I hope the Prospect 5 triennial in New Orleans, already postponed from last year by the pandemic, may take place as planned (October 23-January 23). The program is rich, with a high proportion of local artists as well as interventions from non-locals (Kevin Beasley, Simone Leigh, London duo Cooking Sections and more) which should illuminate how a large artistic gathering can be productively woven. in their host community. This is still a problem for biennials, but Prospect – who was born in the aftermath of Hurricane Katrina – can hopefully set an example, following this new trauma, to emulate for others. other cities.

Louisiana-made projects are also coming to New York, with Dread scottthe photographs and the banners of his community re-enactment in 2019 of a slave rebellion, in Cristin Tierney (September 17-December 18); and Dawoud Beyplanting site photography and video, to Sean Kelly (September 10-October 23).

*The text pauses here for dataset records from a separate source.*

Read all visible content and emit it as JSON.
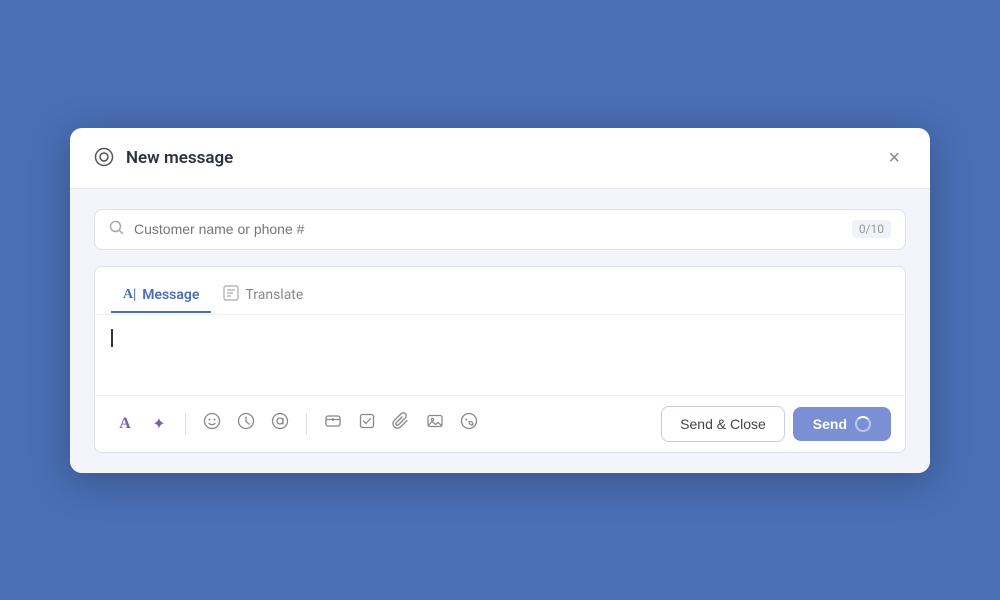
{
  "modal": {
    "title": "New message",
    "close_label": "×"
  },
  "search": {
    "placeholder": "Customer name or phone #",
    "count": "0/10"
  },
  "tabs": [
    {
      "id": "message",
      "label": "Message",
      "active": true
    },
    {
      "id": "translate",
      "label": "Translate",
      "active": false
    }
  ],
  "editor": {
    "content": ""
  },
  "toolbar": {
    "icons": [
      {
        "id": "text-format",
        "symbol": "A",
        "title": "Text format"
      },
      {
        "id": "sparkle",
        "symbol": "✦",
        "title": "AI sparkle"
      },
      {
        "id": "emoji",
        "symbol": "☺",
        "title": "Emoji"
      },
      {
        "id": "clock",
        "symbol": "⊕",
        "title": "Scheduled"
      },
      {
        "id": "mention",
        "symbol": "◎",
        "title": "Mention"
      },
      {
        "id": "dollar",
        "symbol": "⊞",
        "title": "Payment"
      },
      {
        "id": "checkbox",
        "symbol": "☑",
        "title": "Checklist"
      },
      {
        "id": "attach",
        "symbol": "⊘",
        "title": "Attach"
      },
      {
        "id": "image",
        "symbol": "⊟",
        "title": "Image"
      },
      {
        "id": "heart",
        "symbol": "♡",
        "title": "Sticker"
      }
    ]
  },
  "buttons": {
    "send_close": "Send & Close",
    "send": "Send"
  },
  "colors": {
    "background": "#4a6fb5",
    "accent": "#7b8fd4",
    "tab_active": "#4a6fb5"
  }
}
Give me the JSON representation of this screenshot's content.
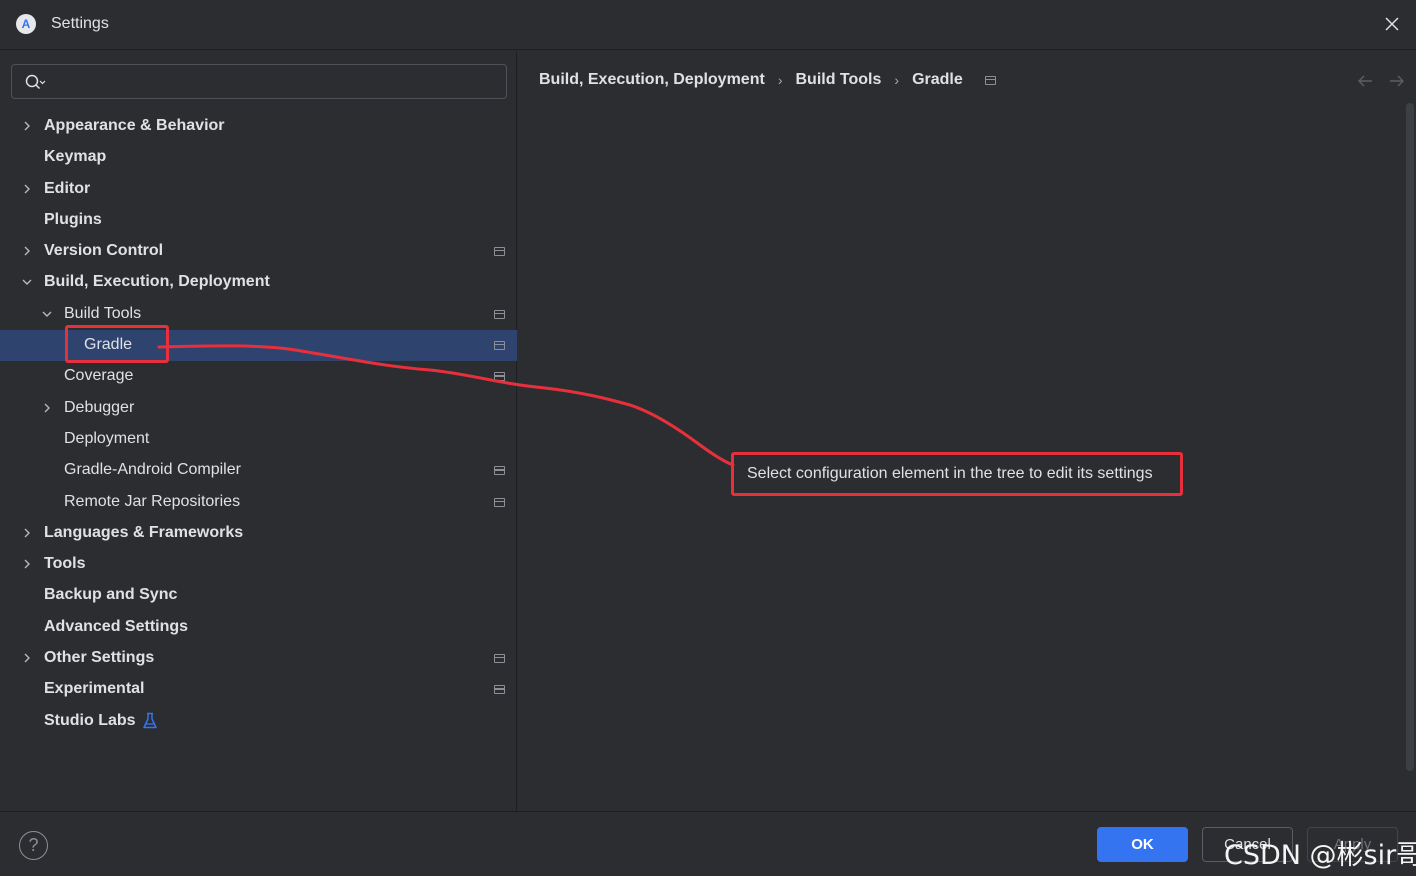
{
  "window": {
    "title": "Settings",
    "app_icon": "android-studio-icon",
    "app_icon_glyph": "A"
  },
  "search": {
    "value": "",
    "placeholder": ""
  },
  "tree": [
    {
      "label": "Appearance & Behavior",
      "bold": true,
      "expandable": true,
      "expanded": false
    },
    {
      "label": "Keymap",
      "bold": true
    },
    {
      "label": "Editor",
      "bold": true,
      "expandable": true,
      "expanded": false
    },
    {
      "label": "Plugins",
      "bold": true
    },
    {
      "label": "Version Control",
      "bold": true,
      "expandable": true,
      "expanded": false,
      "project_icon": true
    },
    {
      "label": "Build, Execution, Deployment",
      "bold": true,
      "expandable": true,
      "expanded": true
    },
    {
      "label": "Build Tools",
      "bold": false,
      "expandable": true,
      "expanded": true,
      "project_icon": true
    },
    {
      "label": "Gradle",
      "bold": false,
      "selected": true,
      "project_icon": true
    },
    {
      "label": "Coverage",
      "bold": false,
      "project_icon": true
    },
    {
      "label": "Debugger",
      "bold": false,
      "expandable": true,
      "expanded": false
    },
    {
      "label": "Deployment",
      "bold": false
    },
    {
      "label": "Gradle-Android Compiler",
      "bold": false,
      "project_icon": true
    },
    {
      "label": "Remote Jar Repositories",
      "bold": false,
      "project_icon": true
    },
    {
      "label": "Languages & Frameworks",
      "bold": true,
      "expandable": true,
      "expanded": false
    },
    {
      "label": "Tools",
      "bold": true,
      "expandable": true,
      "expanded": false
    },
    {
      "label": "Backup and Sync",
      "bold": true
    },
    {
      "label": "Advanced Settings",
      "bold": true
    },
    {
      "label": "Other Settings",
      "bold": true,
      "expandable": true,
      "expanded": false,
      "project_icon": true
    },
    {
      "label": "Experimental",
      "bold": true,
      "project_icon": true
    },
    {
      "label": "Studio Labs",
      "bold": true,
      "badge": "flask-icon"
    }
  ],
  "breadcrumb": [
    "Build, Execution, Deployment",
    "Build Tools",
    "Gradle"
  ],
  "breadcrumb_separator": "›",
  "content": {
    "hint": "Select configuration element in the tree to edit its settings"
  },
  "footer": {
    "help_label": "?",
    "ok_label": "OK",
    "cancel_label": "Cancel",
    "apply_label": "Apply",
    "watermark": "CSDN @彬sir哥"
  },
  "colors": {
    "background": "#2b2d30",
    "selection": "#2e436e",
    "accent": "#3574f0",
    "annotation": "#e8303c",
    "text": "#dfe1e5"
  }
}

If you can hit the road, however, you could travel to the Texas Biennale, which features 51 artists at five museums in Houston and San Antonio (until Jan.31). The Dallas Museum of Art has the spiritual-minded painter’s first solo museum Naudline Pierre (September 26-May 15); the Amon Carter Museum of American Art in Fort Worth features works on paper by Sandy Rodriguez (December 18-April 17), combining inspiration from the flora of the California desert with the social upheavals and isolation of the past year.

I’m not looking for “pandemic art” per se – we’re still deep inside. But the historical global shock that we have been going through since March 2020 is channeled slowly but surely into great artistic creations.

“Five Murmurations”, the new video installation by John akomfrah at Lisson Gallery (until October 16), is a “film archive of today” by the British director whose career, from work on race and class in the 1980s to recent projects on oceans and climate change, traces how we got to this point.

And at the hyperlocal level, I look forward to the first public programs of the Queens MuseumYear of uncertainty. “The museum – with an already strong track record of creative engagement with its borough – works with artist-in-residence and community groups to interpret and reflect in the culture and projects of the museum the existential challenge of our time.

It’s not in the halls of power, but rather in places like Queens – hit hard by the first wave of the pandemic, but also vibrant and diverse, connected by its immigrant population to most countries of the world – that we can gain solid understanding, even hope, as we strive to come out of ruin.